Premier League Performance Metrics and Results: A Dynamic Analysis

INFO 523 - Spring 2023 - Project 1

Tejas Bhawari, Gabriel Geffen, Ayesha Khatun, Alyssa Nether, Akash Srinivasan

Ever wondered how soccer game events, from shots to fouls, influence the score?

Question 1

What is the connection between in-game metrics such as shots on goal, fouls committed, and cards received, and the outcomes of soccer matches?

Approach

We choose relevant attributes such as shots, shots on goal, fouls committed, and cards both the home and away teams have earned. To guarantee the robustness of the model, the dataset is divided into training and testing sets. The logistic regression model is then trained, and its effectiveness is assessed using an accuracy score and a confusion matrix.

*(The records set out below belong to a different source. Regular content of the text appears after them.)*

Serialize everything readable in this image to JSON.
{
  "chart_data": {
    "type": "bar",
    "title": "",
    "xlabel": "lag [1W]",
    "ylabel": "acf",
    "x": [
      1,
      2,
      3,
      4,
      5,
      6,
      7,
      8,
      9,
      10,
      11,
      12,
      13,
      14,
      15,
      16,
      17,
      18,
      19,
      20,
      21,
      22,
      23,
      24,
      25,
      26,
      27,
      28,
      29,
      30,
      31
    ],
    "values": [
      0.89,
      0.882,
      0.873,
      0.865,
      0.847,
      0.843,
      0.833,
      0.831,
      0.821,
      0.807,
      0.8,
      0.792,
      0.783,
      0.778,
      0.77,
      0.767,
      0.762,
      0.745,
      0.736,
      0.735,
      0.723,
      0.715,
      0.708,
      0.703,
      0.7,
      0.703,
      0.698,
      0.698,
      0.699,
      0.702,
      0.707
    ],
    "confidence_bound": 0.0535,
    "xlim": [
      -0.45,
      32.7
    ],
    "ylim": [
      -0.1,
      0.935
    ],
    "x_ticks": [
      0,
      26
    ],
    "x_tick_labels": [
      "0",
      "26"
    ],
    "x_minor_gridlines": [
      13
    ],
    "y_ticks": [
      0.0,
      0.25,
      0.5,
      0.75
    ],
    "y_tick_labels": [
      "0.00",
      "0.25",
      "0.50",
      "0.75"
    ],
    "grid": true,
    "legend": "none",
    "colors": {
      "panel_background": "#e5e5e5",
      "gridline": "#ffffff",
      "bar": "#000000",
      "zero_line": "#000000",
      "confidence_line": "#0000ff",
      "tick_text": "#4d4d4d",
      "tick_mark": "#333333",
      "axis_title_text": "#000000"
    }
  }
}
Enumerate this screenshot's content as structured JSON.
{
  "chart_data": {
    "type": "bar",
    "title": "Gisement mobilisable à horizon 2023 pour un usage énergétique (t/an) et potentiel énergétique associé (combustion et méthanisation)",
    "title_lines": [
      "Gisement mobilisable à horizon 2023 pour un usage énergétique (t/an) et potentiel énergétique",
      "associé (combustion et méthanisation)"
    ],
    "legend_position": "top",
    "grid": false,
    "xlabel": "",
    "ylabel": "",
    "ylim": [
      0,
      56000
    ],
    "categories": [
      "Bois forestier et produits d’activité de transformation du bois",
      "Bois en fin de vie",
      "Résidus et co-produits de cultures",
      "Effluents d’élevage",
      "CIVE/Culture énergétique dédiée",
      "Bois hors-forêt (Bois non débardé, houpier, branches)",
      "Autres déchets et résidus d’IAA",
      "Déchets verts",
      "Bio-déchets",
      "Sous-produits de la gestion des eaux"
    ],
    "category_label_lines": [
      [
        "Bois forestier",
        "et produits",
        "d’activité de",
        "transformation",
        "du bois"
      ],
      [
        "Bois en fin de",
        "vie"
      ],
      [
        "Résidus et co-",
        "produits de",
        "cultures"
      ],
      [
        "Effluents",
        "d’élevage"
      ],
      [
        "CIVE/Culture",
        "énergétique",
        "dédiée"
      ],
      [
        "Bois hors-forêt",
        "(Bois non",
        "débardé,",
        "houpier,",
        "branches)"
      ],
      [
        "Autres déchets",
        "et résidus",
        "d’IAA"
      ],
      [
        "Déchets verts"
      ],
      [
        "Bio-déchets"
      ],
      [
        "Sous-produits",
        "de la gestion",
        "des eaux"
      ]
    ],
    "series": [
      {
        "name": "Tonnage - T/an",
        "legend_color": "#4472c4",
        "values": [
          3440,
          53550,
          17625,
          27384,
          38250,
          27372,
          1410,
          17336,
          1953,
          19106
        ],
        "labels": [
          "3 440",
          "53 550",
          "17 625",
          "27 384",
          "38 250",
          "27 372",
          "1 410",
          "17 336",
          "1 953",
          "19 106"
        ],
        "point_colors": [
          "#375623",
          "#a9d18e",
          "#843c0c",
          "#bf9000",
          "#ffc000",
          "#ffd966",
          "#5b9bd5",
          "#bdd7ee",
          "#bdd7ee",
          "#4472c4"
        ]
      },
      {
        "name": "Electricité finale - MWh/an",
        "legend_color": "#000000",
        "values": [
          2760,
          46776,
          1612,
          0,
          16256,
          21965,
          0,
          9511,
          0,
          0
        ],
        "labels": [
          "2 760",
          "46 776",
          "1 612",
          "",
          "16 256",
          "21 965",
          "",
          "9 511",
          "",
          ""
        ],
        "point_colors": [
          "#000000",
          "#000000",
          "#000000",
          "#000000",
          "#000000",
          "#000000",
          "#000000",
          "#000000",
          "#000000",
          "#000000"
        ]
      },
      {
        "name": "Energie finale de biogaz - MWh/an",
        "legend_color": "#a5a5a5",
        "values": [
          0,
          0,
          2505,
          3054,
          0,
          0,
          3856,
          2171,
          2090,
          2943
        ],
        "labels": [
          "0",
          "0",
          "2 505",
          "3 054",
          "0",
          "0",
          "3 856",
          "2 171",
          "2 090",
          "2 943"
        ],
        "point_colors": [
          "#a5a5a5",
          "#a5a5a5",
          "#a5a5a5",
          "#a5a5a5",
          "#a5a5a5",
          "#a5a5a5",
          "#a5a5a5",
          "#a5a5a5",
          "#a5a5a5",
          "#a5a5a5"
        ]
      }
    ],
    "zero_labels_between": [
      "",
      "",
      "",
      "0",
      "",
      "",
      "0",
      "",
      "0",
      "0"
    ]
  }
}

Exploring the complex connections between in-game metrics

  • FTHG and FTAG are crucial indicators
  • FTR serves as the target variable
  • HS, AS, HST,and AST reflect attacking performance.
  • HF, AF, HY, AY, HR,and AR all indicate team discipline and aggresion
  • Combining match information with team-level season summaries
  • The consistency of the dataset ensures reliability of our analysis
# Load the dataset
df = pd.read_csv('data/soccer21-22.csv')

# Creating a binary target variable 'Result' 
# 1 represents a home win ('H') and 0 otherwise
df['Result'] = (df['FTR'] == 'H').astype(int)

# Feature selection
features = ['HS', 'AS', 'HST', 'AST', 'HF', 'AF', 'HY', 'AY', 'HR', 'AR']
X = df[features]
y = df['Result']
  • Splitting data into appropriate sets then applying regression techniques
  • Regression techniques, confusion matrix, and feature correlation heatmap
  • Discovering patterns and relationships critical for building predictive models

Feature Importance Visualization

Confusion Matrix

Feature Correlation Heatmap

Question 2

What if the matches ended at halftime?

  • FTHG and FTAG are needed to determine team placements
  • FTR denotes the final actual outcome
  • HTHG, HTAG,and HTR are important as well
  • HomeTeam and AwayTeam combined with the rest help determine the winner
  • Performing thorough checks and creating visualizations.
  • Making sure data has no missing values
  • Creating a function to determine results of matches at halftime and using this re-calibration as a new baseline of analysis.
  • Chronologically organized data

Code

# Import libraries
import pandas as pd

# Load the dataset
df = pd.read_csv('data/soccer21-22.csv')

# Function to determine the winner based on points
def calculate_points(row):
    if row['FTR'] == 'H':
        return 3
    elif row['FTR'] == 'D':
        return 1
    else:
        return 0

# Apply the function to calculate points for each match
df['HomePoints'] = df.apply(lambda row: calculate_points(row), axis = 1)
df['AwayPoints'] = df.apply(lambda row: 3 - calculate_points(row) if row['FTR'] != 'D' else 1, axis = 1)

# Aggregate points for each team
home_points = df.groupby('HomeTeam')['HomePoints'].sum().reset_index()
away_points = df.groupby('AwayTeam')['AwayPoints'].sum().reset_index()

# Combine home and away points
team_points = pd.merge(home_points, away_points, how = 'outer', left_on = 'HomeTeam', right_on = 'AwayTeam')
team_points['TotalPoints'] = team_points['HomePoints'] + team_points['AwayPoints']

# Sort team_points DataFrame based on TotalPoints
team_points = team_points.sort_values(by = 'TotalPoints', ascending = False)

# Create ranking DataFrame
ft_ranking = pd.DataFrame({
    'Team': team_points['HomeTeam'],  # You can choose 'HomeTeam' or 'AwayTeam' because they are the same after merging
    'Points': team_points['TotalPoints'],
    'Ranking': range(1, len(team_points) + 1)
})

Plots

References

[1] Title: English Premier League Dataset, Source: tidytuesday, Link: https://raw.githubusercontent.com/rfordatascience/tidytuesday/master/data/2023/2023-04-04/soccer21-22.csv

[2] Quarto, For documentation and presentation - Quarto

Discussion

Overall, the insights derived from this analysis can offer valuable guidance for teams undergoing significant shifts in rankings. By identifying potential areas for improvement, such as halftime strategies, conditioning, or tactical adjustments, teams can make informed decisions to enhance their performance and competitiveness in professional football leagues.